The compression is not uniform
Not all software compresses equally. The most compressible software has these characteristics:
- Rule-based workflows — If the software's core value is applying rules to data (categorize this transaction, score this lead, flag this clause), an agent replaces it directly.
- Low interaction density — Software where the user looks at a dashboard once a day compresses easily. Software where the user interacts with the UI hundreds of times per hour (design tools, IDEs, games) does not.
- Standard integrations — If the SaaS connects to common APIs (email, calendar, CRM, databases), the agent can call those same APIs. If the SaaS has proprietary connectors that only work within its ecosystem, compression is harder.
- Reporting as output — If the end product is a report, summary, or recommendation, the agent produces it directly. If the end product is a collaborative artifact (a shared document, a design file, a codebase), the agent assists but does not replace the collaboration layer.
Software that resists compression: real-time collaboration tools (Figma, Google Docs), creative tools with tight feedback loops (Photoshop, music production), and platforms where the network effect IS the product (social networks, marketplaces).
Software that compresses completely: CRM data entry, bookkeeping, lead research, contract review, compliance monitoring, report generation, scheduling, and any "check the dashboard, make a decision, take an action" workflow.
What this means
Buyers: Stop paying per-seat for dashboards. If the SaaS is "data + rules + UI," an agent replaces it.

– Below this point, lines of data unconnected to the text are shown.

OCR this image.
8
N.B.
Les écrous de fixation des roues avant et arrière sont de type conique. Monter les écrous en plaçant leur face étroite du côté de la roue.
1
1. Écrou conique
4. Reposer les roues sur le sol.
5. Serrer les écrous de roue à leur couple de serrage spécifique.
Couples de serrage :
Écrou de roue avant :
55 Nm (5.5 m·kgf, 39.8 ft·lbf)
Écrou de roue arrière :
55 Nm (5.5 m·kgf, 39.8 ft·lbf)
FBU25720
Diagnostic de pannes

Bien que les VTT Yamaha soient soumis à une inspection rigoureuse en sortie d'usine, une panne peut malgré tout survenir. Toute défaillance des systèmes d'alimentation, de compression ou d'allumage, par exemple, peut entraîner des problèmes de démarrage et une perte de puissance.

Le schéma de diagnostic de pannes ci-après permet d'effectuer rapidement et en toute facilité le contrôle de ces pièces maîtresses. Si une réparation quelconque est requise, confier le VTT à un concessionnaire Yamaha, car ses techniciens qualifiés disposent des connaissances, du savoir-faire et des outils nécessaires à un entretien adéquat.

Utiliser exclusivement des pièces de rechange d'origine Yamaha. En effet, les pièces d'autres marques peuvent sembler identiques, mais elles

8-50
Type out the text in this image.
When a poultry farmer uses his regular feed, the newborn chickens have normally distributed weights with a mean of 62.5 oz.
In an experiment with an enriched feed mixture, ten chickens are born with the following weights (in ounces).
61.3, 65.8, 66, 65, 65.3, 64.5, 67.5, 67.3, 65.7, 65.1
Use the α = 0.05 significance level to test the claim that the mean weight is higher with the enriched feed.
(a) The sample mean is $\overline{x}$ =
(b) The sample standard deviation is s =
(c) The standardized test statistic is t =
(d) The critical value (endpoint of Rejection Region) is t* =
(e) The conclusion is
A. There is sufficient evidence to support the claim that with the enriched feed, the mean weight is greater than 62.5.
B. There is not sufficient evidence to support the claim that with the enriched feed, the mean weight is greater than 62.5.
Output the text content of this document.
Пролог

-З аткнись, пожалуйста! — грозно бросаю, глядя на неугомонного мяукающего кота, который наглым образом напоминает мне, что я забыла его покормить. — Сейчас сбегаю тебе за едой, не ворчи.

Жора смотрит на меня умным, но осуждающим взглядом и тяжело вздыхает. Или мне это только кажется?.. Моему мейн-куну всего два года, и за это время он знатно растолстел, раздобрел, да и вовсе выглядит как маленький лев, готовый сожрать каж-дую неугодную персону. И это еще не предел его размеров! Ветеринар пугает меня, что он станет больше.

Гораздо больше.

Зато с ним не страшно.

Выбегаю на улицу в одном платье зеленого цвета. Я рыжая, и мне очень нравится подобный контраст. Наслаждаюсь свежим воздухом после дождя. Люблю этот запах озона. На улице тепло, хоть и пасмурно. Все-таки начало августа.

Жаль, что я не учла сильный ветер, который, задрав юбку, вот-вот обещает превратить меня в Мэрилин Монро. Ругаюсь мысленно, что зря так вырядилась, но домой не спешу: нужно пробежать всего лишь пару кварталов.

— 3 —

Builders: Stop building settings pages. Ship a workspace, not a web app. Your users do not want to configure a tool — they want the outcome the tool was supposed to produce.
Incumbents: Your moat is data and integrations, not UI. If your advantage is a pretty dashboard, you are about to get compressed. If your advantage is a proprietary dataset or a network of integrations that took years to build, you have time — but not as much as you think.
A 6-vertical agent deployment: $21,600/yr. Same coverage in SaaS + headcount: $300,000–$500,000/yr. This is not a prediction. This is math.